I'm totally serious here (silly as this subject might sound). An adventure should offer maximum playability with minimal prep. A 32 page adventure module can be read and digested in an afternoon, and run in the evening...THAT should be the goal. The adventure isn't the game, after all. Oh, it's a big part of the game, but it. Ain't. The. Game.
[I feel like I'm writing a lot of sentences like that lately]
32 pages should be an absolute maximum for the adventure proper. Many adventures shouldn't even need
that many pages (pick up a copy of classics like
S1: Tomb of Horrors or
C1: Hidden Shrine of Tamoachan and remove the illustration booklets...count how many pages
those are). Just what are we doing these days with the adventures being published. Here's a list of the last 25 adventures reviewed over at
TenFootPole:
- a 60 page "non-adventure"
- a 17 page adventure with a 7-room dungeon
- a 32 page "walking simulator" (not an adventure)
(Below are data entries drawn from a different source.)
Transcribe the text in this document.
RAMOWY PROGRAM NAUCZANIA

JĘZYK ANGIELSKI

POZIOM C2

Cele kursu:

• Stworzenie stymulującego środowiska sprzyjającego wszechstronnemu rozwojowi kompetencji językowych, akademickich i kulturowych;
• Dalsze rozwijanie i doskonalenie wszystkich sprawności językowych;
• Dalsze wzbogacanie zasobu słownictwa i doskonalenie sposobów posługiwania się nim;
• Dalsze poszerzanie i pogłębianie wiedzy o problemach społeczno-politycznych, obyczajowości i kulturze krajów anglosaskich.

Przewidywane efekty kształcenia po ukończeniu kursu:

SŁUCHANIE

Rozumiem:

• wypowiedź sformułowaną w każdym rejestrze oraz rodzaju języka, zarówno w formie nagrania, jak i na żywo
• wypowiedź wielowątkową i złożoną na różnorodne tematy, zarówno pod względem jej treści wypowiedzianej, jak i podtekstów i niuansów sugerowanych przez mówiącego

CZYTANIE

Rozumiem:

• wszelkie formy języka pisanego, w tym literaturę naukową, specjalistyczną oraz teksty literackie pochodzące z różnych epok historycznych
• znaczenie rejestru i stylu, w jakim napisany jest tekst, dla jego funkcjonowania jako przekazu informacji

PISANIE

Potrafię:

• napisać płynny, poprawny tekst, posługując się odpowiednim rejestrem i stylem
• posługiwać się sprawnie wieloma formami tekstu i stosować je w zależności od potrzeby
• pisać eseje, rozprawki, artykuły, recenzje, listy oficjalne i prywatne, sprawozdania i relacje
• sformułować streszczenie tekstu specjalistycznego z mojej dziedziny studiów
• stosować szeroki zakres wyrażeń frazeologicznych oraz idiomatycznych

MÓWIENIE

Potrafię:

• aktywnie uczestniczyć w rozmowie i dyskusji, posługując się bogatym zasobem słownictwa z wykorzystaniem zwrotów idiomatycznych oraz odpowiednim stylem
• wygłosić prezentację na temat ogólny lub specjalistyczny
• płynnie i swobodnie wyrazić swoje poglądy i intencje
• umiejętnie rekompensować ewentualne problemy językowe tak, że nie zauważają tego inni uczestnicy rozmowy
- a 17 page adventure with a single encounter
- a 30 page adventure with 6 encounters
- an 18 page adventure with 12 rooms
- an 87 page adventure with 30 rooms
- a 100 page adventure with 60ish rooms
- a 48 page "digest pointcrawl" with 17 encounters
- a 100 page dungeon of nine levels
- a 150 page supplement/setting guide
- a 104 page jungle hexcrawl
- a 120 page city supplement featuring 3 dungeons ("not an adventure")
- a 58 page adventure featuring 67 encounters
- a 34 page regional guide with "nothing of interest"
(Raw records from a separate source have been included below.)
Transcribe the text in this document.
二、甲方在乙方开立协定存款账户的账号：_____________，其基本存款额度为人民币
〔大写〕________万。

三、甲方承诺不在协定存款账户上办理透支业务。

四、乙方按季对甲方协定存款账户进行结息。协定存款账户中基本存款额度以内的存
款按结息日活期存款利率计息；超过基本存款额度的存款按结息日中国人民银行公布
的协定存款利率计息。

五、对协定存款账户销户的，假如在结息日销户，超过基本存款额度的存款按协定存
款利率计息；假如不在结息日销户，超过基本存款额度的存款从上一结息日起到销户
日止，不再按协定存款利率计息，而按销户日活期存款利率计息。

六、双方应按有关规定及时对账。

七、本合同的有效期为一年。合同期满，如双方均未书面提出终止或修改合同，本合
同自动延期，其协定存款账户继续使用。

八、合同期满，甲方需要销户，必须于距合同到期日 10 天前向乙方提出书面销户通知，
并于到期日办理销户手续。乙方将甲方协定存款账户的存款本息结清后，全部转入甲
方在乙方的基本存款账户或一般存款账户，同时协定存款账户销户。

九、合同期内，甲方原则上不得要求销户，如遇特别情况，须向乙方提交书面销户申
- a 182 page adventure (holy jeez)
- a 31 page adventure featuring 3 mini dungeons of 6ish rooms each
- a 75 page "Call of Cthulhu-type" adventure
- a 38 page "not an adventure"
- a 30 page adventure that seems pretty good
- a 24 page adventure that also seems pretty good
- a 24 page adventure with 35 rooms
- an 8 page adventure describing 12 encounters
- a 44 page incomprehensible "adventure"
- a 19 page "adventure" consisting of random tables
[why am I looking at Bryce Lynch's reviews? Because A) he is prolific and experienced, B) he has standards to which he adheres, C) he (tries to) only review things classified as "adventures" and does so fairly indiscrimately]
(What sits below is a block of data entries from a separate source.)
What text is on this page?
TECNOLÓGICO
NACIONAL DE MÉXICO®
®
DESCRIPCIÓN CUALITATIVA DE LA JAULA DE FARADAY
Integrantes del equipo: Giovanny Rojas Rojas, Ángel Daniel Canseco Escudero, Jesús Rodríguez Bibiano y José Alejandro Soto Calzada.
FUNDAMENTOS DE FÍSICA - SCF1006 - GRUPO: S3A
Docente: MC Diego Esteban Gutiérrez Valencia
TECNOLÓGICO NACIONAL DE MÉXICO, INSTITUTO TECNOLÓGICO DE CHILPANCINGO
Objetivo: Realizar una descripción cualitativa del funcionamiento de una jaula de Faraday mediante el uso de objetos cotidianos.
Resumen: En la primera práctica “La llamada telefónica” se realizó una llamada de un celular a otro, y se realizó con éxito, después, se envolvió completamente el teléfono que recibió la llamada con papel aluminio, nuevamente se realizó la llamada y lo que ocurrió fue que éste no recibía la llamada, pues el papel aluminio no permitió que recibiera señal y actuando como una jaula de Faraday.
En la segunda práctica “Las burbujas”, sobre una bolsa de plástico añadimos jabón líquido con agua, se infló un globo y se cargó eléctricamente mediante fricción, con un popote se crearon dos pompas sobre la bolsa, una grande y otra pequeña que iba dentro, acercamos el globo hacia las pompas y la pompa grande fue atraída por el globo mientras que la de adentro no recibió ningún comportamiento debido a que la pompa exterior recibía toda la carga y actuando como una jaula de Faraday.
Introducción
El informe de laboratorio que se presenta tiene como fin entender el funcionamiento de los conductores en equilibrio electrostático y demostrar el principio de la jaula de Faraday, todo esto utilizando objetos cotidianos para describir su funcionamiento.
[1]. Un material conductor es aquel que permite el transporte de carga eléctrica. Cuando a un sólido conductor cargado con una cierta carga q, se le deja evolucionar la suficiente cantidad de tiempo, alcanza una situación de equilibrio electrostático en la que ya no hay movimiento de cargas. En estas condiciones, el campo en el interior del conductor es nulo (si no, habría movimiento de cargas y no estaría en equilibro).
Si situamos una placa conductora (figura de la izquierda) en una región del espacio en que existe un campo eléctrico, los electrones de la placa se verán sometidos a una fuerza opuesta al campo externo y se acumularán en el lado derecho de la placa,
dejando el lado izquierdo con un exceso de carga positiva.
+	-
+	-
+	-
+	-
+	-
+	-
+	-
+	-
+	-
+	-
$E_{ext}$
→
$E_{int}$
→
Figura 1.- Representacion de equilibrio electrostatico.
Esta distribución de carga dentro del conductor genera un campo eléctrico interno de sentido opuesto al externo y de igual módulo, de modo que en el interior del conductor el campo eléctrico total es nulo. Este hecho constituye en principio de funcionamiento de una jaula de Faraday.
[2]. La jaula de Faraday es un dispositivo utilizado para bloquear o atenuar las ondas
Of those 25, 14 have too high a page count for (my) practical purposes, 3 more are non-adventures, and 4 of those left have a higher page count than the number of encounters in the thing (which is totally unacceptable). That's 21 of 25 (84%) automatically eliminated from my consideration for running, regardless of how "good" the review might be.
Of the four remaining, #22 and #23 get eliminated due to their ratio of encounters to page count. Yeah, there are more encounters than pages, but nor much more...a designer should not need a whole page to detail an encounter, and even though I realize the number given is the average...well, that's still too much extraneous detail/padding for my taste. Tighten it up, folks!
*sigh* I'm sure I'm coming off as entirely unfair and/or "out of touch with the times." Yeah, okay. I'm mean and old (and getting meaner and older). But here's the thing: adventures are meant to be played, not read. Yes, I know some people purchase these things strictly for reading enjoyment. Yes, I'm aware that writers publish material with this very criteria in mind (and that's how they earn their bread). Yes, I realize that a shit-ton of people don't really understand this hobby we're in. I get it. Fine.
Adventures are meant to be played, not read. D&D is meant to be experienced through play...not through reading a book and/or watching other people (i.e. on a streaming series). I get that people derive enjoyment from this type of thing, and that's fine (if, IMO, "weird"). But folks that are doing this are NOT "playing D&D." They are not doing the activity that we call gaming. They are doing AN ACTIVITY, but it is NOT gaming. It is reading. It is watching. It is "fanning." It is consuming.
But it's not playing D&D.
Adventure modules facilitate play of the game. That is: they make it easier. Or, rather, they should make it easier. That was their original purpose. But that's been lost...for the most part. It happens. A lot of things have been lost over the years. Doesn't mean we all need to (or want to) travel back in time to the 1980s.
My parameters are my own. You're welcome to create your own parameters. "32 pages" works for me.